Frankreich war mit PSG nur mit einem Klub in den Top 20 vertreten, was die wachsenden strukturellen Herausforderungen für die Ligue 1 verdeutlicht. Deloitte verwies auf den neuen inländischen Übertragungsvertrag der Liga für 2024–25, der nach einem längeren Ausschreibungsverfahren rund 20 % niedriger ausfiel als im vorherigen Zyklus.

Das anschließende Scheitern der DAZN-Vereinbarung und die Einführung der Direct-to-Consumer-Streaming-Plattform der Ligue 1 im Zeitraum 2025–26 dürften die Einnahmen kurz- bis mittelfristig belasten.

Während Deloitte sagte, dass dies „negative Auswirkungen auf die Rundfunkeinnahmen französischer Klubs haben würde“, stellte es auch fest, dass die Ligue 1 „die erste große europäische Fußballliga geworden ist, die einen D2C-Ansatz verfolgt“.

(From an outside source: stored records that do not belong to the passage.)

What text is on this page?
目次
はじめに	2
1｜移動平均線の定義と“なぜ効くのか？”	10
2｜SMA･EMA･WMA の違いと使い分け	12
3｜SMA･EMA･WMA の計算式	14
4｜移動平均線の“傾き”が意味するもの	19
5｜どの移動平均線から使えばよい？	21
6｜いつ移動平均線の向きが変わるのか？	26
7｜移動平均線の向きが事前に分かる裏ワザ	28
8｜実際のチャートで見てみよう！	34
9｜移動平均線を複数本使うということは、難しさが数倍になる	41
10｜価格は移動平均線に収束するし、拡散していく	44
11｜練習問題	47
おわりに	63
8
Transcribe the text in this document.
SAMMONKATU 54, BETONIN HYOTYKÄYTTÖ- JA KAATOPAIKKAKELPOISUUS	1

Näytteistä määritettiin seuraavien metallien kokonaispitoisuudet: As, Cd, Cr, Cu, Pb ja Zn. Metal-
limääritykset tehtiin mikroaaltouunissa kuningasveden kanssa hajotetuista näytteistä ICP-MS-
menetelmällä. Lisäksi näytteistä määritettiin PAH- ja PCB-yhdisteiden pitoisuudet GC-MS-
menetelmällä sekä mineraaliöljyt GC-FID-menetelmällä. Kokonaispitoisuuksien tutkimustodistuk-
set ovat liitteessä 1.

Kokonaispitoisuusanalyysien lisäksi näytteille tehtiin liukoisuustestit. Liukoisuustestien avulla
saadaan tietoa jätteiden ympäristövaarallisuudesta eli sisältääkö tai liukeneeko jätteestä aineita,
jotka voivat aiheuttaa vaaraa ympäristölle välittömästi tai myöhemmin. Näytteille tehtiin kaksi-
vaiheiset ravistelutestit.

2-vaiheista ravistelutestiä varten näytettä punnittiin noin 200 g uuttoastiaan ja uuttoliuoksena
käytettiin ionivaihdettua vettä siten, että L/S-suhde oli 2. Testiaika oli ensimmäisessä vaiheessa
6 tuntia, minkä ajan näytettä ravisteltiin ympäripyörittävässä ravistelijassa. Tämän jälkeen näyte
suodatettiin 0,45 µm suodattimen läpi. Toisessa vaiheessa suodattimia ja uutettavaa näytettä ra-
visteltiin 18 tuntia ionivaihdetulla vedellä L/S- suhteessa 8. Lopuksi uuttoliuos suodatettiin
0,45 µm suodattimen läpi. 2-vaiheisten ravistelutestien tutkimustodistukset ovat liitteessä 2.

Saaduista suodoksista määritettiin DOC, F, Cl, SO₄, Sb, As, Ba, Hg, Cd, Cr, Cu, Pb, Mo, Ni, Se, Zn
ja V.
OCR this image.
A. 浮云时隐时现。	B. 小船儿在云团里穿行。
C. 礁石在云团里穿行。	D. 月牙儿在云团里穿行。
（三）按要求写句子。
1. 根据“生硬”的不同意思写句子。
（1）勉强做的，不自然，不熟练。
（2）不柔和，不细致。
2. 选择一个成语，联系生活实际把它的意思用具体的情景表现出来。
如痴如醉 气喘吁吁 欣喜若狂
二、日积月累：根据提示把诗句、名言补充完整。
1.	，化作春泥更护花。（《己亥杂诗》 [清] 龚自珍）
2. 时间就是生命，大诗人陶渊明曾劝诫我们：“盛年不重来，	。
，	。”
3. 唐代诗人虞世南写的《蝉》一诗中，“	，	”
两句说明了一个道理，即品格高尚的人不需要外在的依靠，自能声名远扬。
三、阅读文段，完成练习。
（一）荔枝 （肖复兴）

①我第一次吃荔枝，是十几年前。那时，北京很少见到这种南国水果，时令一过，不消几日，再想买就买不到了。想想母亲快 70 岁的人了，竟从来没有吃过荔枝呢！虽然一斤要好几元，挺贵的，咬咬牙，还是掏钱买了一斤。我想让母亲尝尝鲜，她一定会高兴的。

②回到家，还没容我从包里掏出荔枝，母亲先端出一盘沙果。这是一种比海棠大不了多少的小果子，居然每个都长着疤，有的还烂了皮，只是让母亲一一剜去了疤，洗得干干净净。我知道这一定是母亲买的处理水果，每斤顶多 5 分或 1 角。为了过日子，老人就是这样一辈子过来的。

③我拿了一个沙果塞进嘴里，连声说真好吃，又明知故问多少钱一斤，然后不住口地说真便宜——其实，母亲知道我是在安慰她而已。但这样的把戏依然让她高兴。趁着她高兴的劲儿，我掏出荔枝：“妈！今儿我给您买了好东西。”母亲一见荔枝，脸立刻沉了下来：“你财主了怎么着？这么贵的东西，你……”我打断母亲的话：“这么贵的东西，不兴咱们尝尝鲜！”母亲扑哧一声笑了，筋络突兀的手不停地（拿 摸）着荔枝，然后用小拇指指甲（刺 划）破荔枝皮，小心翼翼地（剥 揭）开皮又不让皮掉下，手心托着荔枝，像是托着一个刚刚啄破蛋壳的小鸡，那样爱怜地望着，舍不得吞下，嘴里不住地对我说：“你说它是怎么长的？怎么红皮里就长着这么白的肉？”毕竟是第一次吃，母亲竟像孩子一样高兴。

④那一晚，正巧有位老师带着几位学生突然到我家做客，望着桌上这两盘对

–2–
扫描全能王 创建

Frauenclubs und die nächste Grenze

Neben der Rangliste der Männer veröffentlichte Deloitte eine separate Liste der 15 umsatzstärksten Frauenclubs, was das zunehmende kommerzielle Interesse am Frauenfußball in England, Frankreich, Spanien und Deutschland widerspiegelt.

Mit Blick auf die Zukunft sagte Deloitte, dass steigende Investitionen in die Saudi Pro League und die Major League Soccer, insbesondere Inter Miami, bald die Dominanz Europas gefährden könnten.

Angesichts der bevorstehenden Weltmeisterschaft 2026 schlug Deloitte vor, dass MLS-Vereine „einen neuen Markt für Fußballfans in den Vereinigten Staaten erschließen könnten“.

Seit 2014–15 sind die Einnahmen der Money-League-Klubs jährlich um durchschnittlich 6 % gestiegen, ohne dass es unmittelbare Anzeichen einer Verlangsamung gibt.

Deloitte warnte jedoch, dass langfristiges Wachstum von intelligenteren Geschäftsstrategien, regulatorischer Stabilität und nachhaltigen Wettbewerbsformaten abhängen werde.